The IBMTF will play a key role in the wider use of the system. It harmonises policing capabilities within INTERPOL and communicates that to border control agencies, for which it provides training in the use of data.

“Engagement comes in two areas,” continues O’Connell. “First, at the political level, INTERPOL is dealing with the nuances in changes in policy and among those responsible for investment, and are working towards consolidating existing systems. At the cultural level, it is about making agencies responsible for border security through effectively working together for mutual advantage. The INTERPOL system is a central pod for communication; individual border control operators must be shown what to do with the data, which is why education programmes are so important.”

INTERPOL is talking with policymakers and law enforcement agencies, and is promoting the better use of existing systems. It does not always need a new shiny thing to improve the use of data.

Building consensus around border control

The aviation industry is just one part of the broad and complex matrix of international travel, but O’Connell recognises it as central to the improvement of border control mechanisms driven by the sharing of data.

“INTERPOL encourages airports to be a critical friend to law enforcement agencies and to make them aware of the operational environment. It promotes awareness that at a local level they can prioritise the best use of intelligence to improve risk assessment without the disruption that could cause negative customer feedback about security processes. Airports should encourage the use of security agencies to optimise their processes,” he says.

“With I-Checkit, we are coming to a tipping point. There is growing recognition in the industry that it is a viable alternative to the problems that exist with national systems architecture. It is very important in places where that national architecture is not seamless. With the ongoing trend of globalisation, identity management is of critical importance and this applies not only to airlines and airports but also to banking, hotels and many more sectors. So, I-Checkit has multiple roles to play. It shows that law enforcement can work with the private sector in a confident and secure way in the age of big data.”

Coordination between national and international law enforcement agencies is improving, thanks to the access to databases that INTERPOL provides. At the same time, systems such as I-Checkit are bridging the gap between the public and private sectors to potentially make a step-change in the efficiency and efficacy of border control processes.
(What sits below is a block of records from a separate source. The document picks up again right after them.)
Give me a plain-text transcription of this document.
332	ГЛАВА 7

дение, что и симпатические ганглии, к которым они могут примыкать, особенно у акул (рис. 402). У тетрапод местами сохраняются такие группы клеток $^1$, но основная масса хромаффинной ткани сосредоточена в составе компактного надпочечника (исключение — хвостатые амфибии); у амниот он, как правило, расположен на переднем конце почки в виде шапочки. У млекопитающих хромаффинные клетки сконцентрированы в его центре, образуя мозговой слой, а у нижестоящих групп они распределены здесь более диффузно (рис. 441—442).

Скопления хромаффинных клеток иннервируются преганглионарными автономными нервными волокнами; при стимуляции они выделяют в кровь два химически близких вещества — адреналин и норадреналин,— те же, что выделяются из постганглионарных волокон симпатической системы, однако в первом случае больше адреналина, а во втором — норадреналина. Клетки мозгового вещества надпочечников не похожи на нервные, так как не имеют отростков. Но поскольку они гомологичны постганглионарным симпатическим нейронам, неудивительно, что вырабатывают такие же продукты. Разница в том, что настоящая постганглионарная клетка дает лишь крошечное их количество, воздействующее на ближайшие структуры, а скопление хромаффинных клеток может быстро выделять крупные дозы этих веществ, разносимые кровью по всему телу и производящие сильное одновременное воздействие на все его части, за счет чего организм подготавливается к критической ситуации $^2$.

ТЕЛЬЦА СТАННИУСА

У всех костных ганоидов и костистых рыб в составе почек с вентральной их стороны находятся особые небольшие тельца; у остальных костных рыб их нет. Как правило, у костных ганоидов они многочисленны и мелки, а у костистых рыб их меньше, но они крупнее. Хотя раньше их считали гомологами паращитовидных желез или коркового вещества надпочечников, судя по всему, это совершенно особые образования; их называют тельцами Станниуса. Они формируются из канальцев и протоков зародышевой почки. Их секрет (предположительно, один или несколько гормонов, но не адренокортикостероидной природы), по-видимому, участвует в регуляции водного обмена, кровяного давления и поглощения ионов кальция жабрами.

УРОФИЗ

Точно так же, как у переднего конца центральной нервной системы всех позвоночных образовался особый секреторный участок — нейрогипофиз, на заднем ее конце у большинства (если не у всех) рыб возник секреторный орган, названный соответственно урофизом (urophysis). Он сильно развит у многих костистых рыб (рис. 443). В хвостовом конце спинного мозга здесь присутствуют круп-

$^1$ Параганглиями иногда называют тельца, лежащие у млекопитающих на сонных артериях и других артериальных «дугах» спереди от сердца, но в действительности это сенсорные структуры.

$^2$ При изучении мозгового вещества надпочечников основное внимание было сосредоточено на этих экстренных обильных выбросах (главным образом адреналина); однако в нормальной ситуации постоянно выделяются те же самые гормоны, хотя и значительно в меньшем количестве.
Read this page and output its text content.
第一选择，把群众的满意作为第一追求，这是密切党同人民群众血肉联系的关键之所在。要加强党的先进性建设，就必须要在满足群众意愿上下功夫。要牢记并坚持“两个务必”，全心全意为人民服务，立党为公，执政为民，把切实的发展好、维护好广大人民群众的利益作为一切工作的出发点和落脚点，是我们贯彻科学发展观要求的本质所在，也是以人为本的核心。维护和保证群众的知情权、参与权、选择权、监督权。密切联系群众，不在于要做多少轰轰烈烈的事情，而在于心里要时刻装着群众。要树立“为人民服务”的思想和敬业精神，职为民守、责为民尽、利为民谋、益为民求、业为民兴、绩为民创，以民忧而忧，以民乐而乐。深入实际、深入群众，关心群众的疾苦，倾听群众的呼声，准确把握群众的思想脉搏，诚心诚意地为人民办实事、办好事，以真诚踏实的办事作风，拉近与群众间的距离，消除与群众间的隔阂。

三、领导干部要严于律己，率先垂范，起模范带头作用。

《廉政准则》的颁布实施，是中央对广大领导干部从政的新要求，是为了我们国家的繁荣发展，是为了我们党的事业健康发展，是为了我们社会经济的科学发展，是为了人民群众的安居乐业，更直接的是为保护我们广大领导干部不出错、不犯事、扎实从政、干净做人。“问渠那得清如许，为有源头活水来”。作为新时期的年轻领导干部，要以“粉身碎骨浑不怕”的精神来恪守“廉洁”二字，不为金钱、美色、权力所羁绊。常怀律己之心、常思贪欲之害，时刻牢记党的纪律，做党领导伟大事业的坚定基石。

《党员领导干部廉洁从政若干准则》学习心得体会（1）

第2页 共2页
O’Connell stresses, however, that there is one more stakeholder that needs to be conscious of the role it plays; namely the travelling public.

“INTERPOL is talking with policymakers and law enforcement agencies, and is promoting the better use of existing systems. It does not always need a new shiny thing to improve the use of data. Then there is a push to remind the travelling public that a passport is owned by the state that issued it. If it is lost, the state will want to find it. If you report it, INTERPOL will see it as a lost identity, so if you find it, do not use it, or your journey will be disrupted. Tell the authorities,” he says.

“The automation of identification processes is eliminating those travellers who are not a risk. With the right systems in place, flights will not be delayed and there could be a reduction in the amount of travel time that is lost. INTERPOL is taking the speed bumps out of international travel.”